Il s’agit d’une conséquence. Elle arrive, non pas en raison du sacrilège commis par ces fous, je pense que cela l’indiffère, mais du fait de celle qui susurre à l’oreille de la Prophétesse. Cette maîtresse intéresse d’autres personnes. Des personnes toujours à l’affût… qui espèrent qu’elle abaisse ses défenses et qu’elle commette l’irréparable erreur de venir physiquement. C’est souvent ce qui se produit quand les puissants s’enhardissent.
D’autres personnes ? Hum… Dangereuses j’imagine… Alors, que doit-on faire ?
Déjà comprendre ce qui se passe. Alerter le Roi. Enrayer voire interrompre le complot. Découvrir les coupables. Parez-vous de votre casquette de détective tout en étant vigilants.
On fera attention, mais la discrétion ce n’est pas toujours notre fort.
Les autres sont prêts à fondre sur celle qui susurre… sachant qu’elle à les moyens de se défendre. Même si sa disparition n’est pas censée vous déplaire, au contraire, je n’ose imaginer les leviers qu’ils vont lever pour la combattre. Sans compter que des démons ou des êtres incontrôlables, attirés par l’odeur du sang, risquent d’intervenir.
Ah, je commence à entrevoir ce qui nous attend…
Si le tunnel que nous avons prises est le bon, alors la déflagration, voire le cataclysme, qui s’ensuivra sera terrible.
On peut l’éviter ?
Je n’en sais rien… sans doute pas.

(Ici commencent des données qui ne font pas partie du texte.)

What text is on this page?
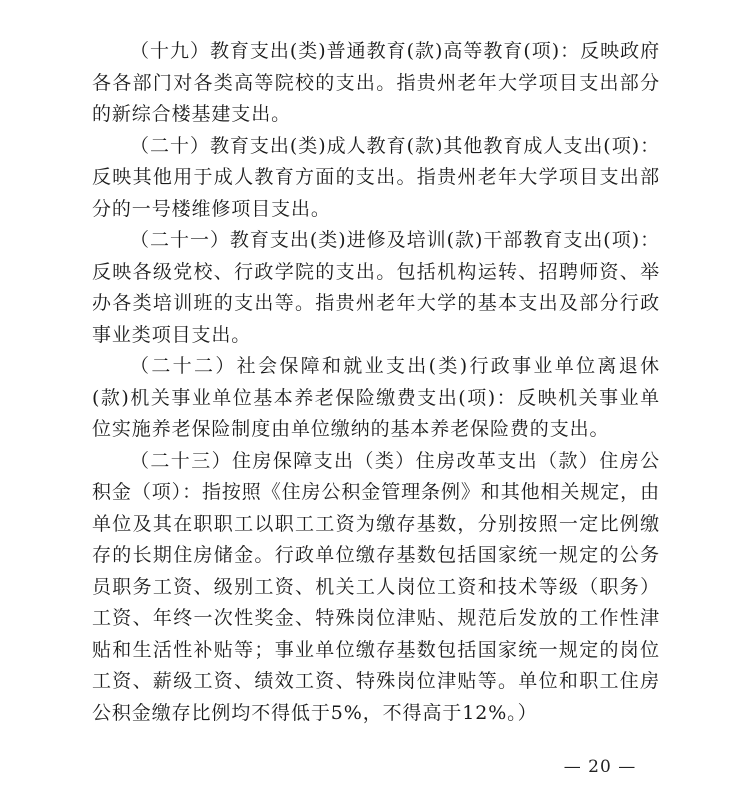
（十九）教育支出(类)普通教育(款)高等教育(项)：反映政府各各部门对各类高等院校的支出。指贵州老年大学项目支出部分的新综合楼基建支出。

（二十）教育支出(类)成人教育(款)其他教育成人支出(项)：反映其他用于成人教育方面的支出。指贵州老年大学项目支出部分的一号楼维修项目支出。

（二十一）教育支出(类)进修及培训(款)干部教育支出(项)：反映各级党校、行政学院的支出。包括机构运转、招聘师资、举办各类培训班的支出等。指贵州老年大学的基本支出及部分行政事业类项目支出。

（二十二）社会保障和就业支出(类)行政事业单位离退休(款)机关事业单位基本养老保险缴费支出(项)：反映机关事业单位实施养老保险制度由单位缴纳的基本养老保险费的支出。

（二十三）住房保障支出（类）住房改革支出（款）住房公积金（项）：指按照《住房公积金管理条例》和其他相关规定，由单位及其在职职工以职工工资为缴存基数，分别按照一定比例缴存的长期住房储金。行政单位缴存基数包括国家统一规定的公务员职务工资、级别工资、机关工人岗位工资和技术等级（职务）工资、年终一次性奖金、特殊岗位津贴、规范后发放的工作性津贴和生活性补贴等；事业单位缴存基数包括国家统一规定的岗位工资、薪级工资、绩效工资、特殊岗位津贴等。单位和职工住房公积金缴存比例均不得低于5%，不得高于12%。）

— 20 —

Au moins, vous n’avancerez pas dans l’inconnu et vous pourrez vous préparer, faire le dos rond, vous cacher, anticiper. Vous adapter en définitive. C’est toujours mieux comme ça. Tu n’es pas seule… un royaume te soutiens.
Je vois surtout que nous allons êtres les jouets de forces qui nous dépassent (je sens que je suis au bout de mes forces).
Ne soit pas si négative. Vous en êtes un des acteurs. A vous de jouer votre propre partition. Et, n’oublie pas !
Quoi ?
Si Elle arrive, c’est d’abord pour vous protéger, enfin, plutôt pour le protéger et par ricochet, toi aussi. Essaie de l’interroger afin qu’elle vous dévoile ses intentions… Soit très vigilante à ne pas la froisser. N’insiste pas si elle se braque.
Voyant que je sombrai définitivement, elle hurla presque :
FAIT TRÈS ATTENTION. ELLE N’HÉSITERAI PAS À T’ÉCARTER… ET LUI À PRENDRE FAIT ET CAUSE POUR ELLE. PLUS IL S’ENRICHIT ET PROGRESSE, PLUS ILS AVANCENT ENSEMBLES VERS LEUR BUT COMMUN ET PLUS LA NATURE VÉRITABLE D’ELLE SE DÉVOILE… ET PLUS REDOUTABLE ELLE DEVIENT.
Je me réveille avec un mal de tête effroyable. Je suis en sueur et épuisée. Mais, cauchemar, rêve ou prémonition, rien ou presque ne m’a échappée.